Johnny berdiri di depan Jendela kamarnya dengan segelas wine ditangannya. Ia menatap lurus keluar, terlalu banyak yang ada di pikirannya.

Ia meneguk kasar wine yang ada di gelasnya hingga kosong, lalu meletakkan gelas kosong meja yang ada di samping kasur.

Ketika sedang meletakkan gelas mata Johnny tertuju pada sebuah foto disana. Ia menatap foto tersebut lalu mengambilnya mengusap pelan foto tersebut.

“Cantik,” gumamnya.

Ia tersenyum ketika melihat foto tersebut. “Kamu cantik Lucy, cantik banget. Saya telat ya?” Lirih Johnny.

Lalu Johnny merogoh kantong celananya, mendapatkan sebuah permen disana. Permen yang ia temukan dimana Lucy tewas bunuh diri.

“Sekarang kamu gak usah makan permen lagi kan? Udah tenang?” Johnny memasukkan permen tersebut kedalam mulutnya.

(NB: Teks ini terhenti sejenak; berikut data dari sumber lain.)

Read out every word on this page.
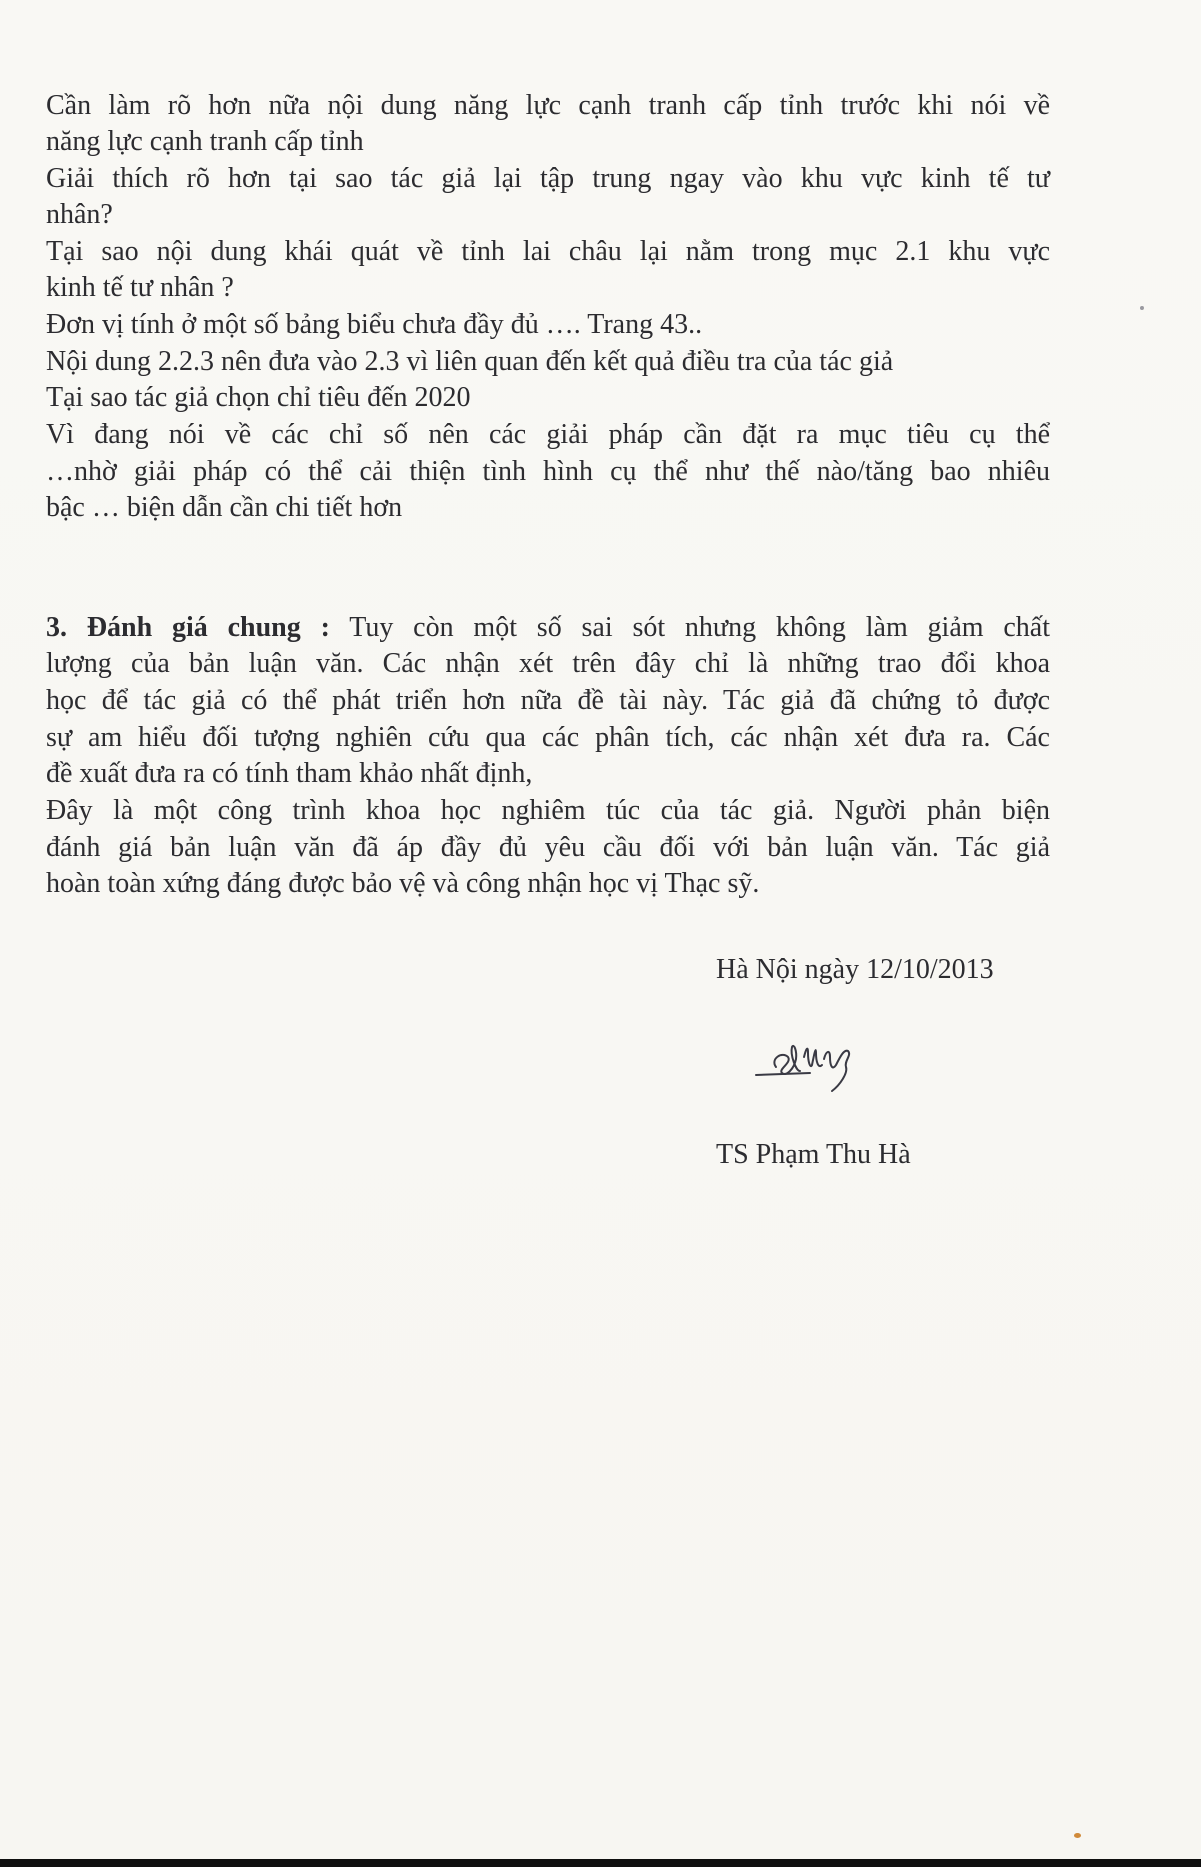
Cần làm rõ hơn nữa nội dung năng lực cạnh tranh cấp tỉnh trước khi nói về
năng lực cạnh tranh cấp tỉnh
Giải thích rõ hơn tại sao tác giả lại tập trung ngay vào khu vực kinh tế tư
nhân?
Tại sao nội dung khái quát về tỉnh lai châu lại nằm trong mục 2.1 khu vực
kinh tế tư nhân ?
Đơn vị tính ở một số bảng biểu chưa đầy đủ …. Trang 43..
Nội dung 2.2.3 nên đưa vào 2.3 vì liên quan đến kết quả điều tra của tác giả
Tại sao tác giả chọn chỉ tiêu đến 2020
Vì đang nói về các chỉ số nên các giải pháp cần đặt ra mục tiêu cụ thể
…nhờ giải pháp có thể cải thiện tình hình cụ thể như thế nào/tăng bao nhiêu
bậc … biện dẫn cần chi tiết hơn
3. Đánh giá chung : Tuy còn một số sai sót nhưng không làm giảm chất
lượng của bản luận văn. Các nhận xét trên đây chỉ là những trao đổi khoa
học để tác giả có thể phát triển hơn nữa đề tài này. Tác giả đã chứng tỏ được
sự am hiểu đối tượng nghiên cứu qua các phân tích, các nhận xét đưa ra. Các
đề xuất đưa ra có tính tham khảo nhất định,
Đây là một công trình khoa học nghiêm túc của tác giả. Người phản biện
đánh giá bản luận văn đã áp đầy đủ yêu cầu đối với bản luận văn. Tác giả
hoàn toàn xứng đáng được bảo vệ và công nhận học vị Thạc sỹ.
Hà Nội ngày 12/10/2013
TS Phạm Thu Hà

Ia tersenyum tanpa disadari air mata berhasil turun membasahi pipi Johnny. “Kamu cantik kayak mama Lucy, temui papa sama Mama disana ya? Peluk mereka, sampaikan salam Abang ke mama sama papa. Maaf Abang tidak memeluk kamu saat kamu butuh,” Ucap Johnny.

Kaki Johnny melemah ia terjatuh terduduk dengan punggung bersandar pada kasurnya.

Ia menangis terisak-isak. “Maaf saya telat,” ucapnya dengan nada penuh penyesalan.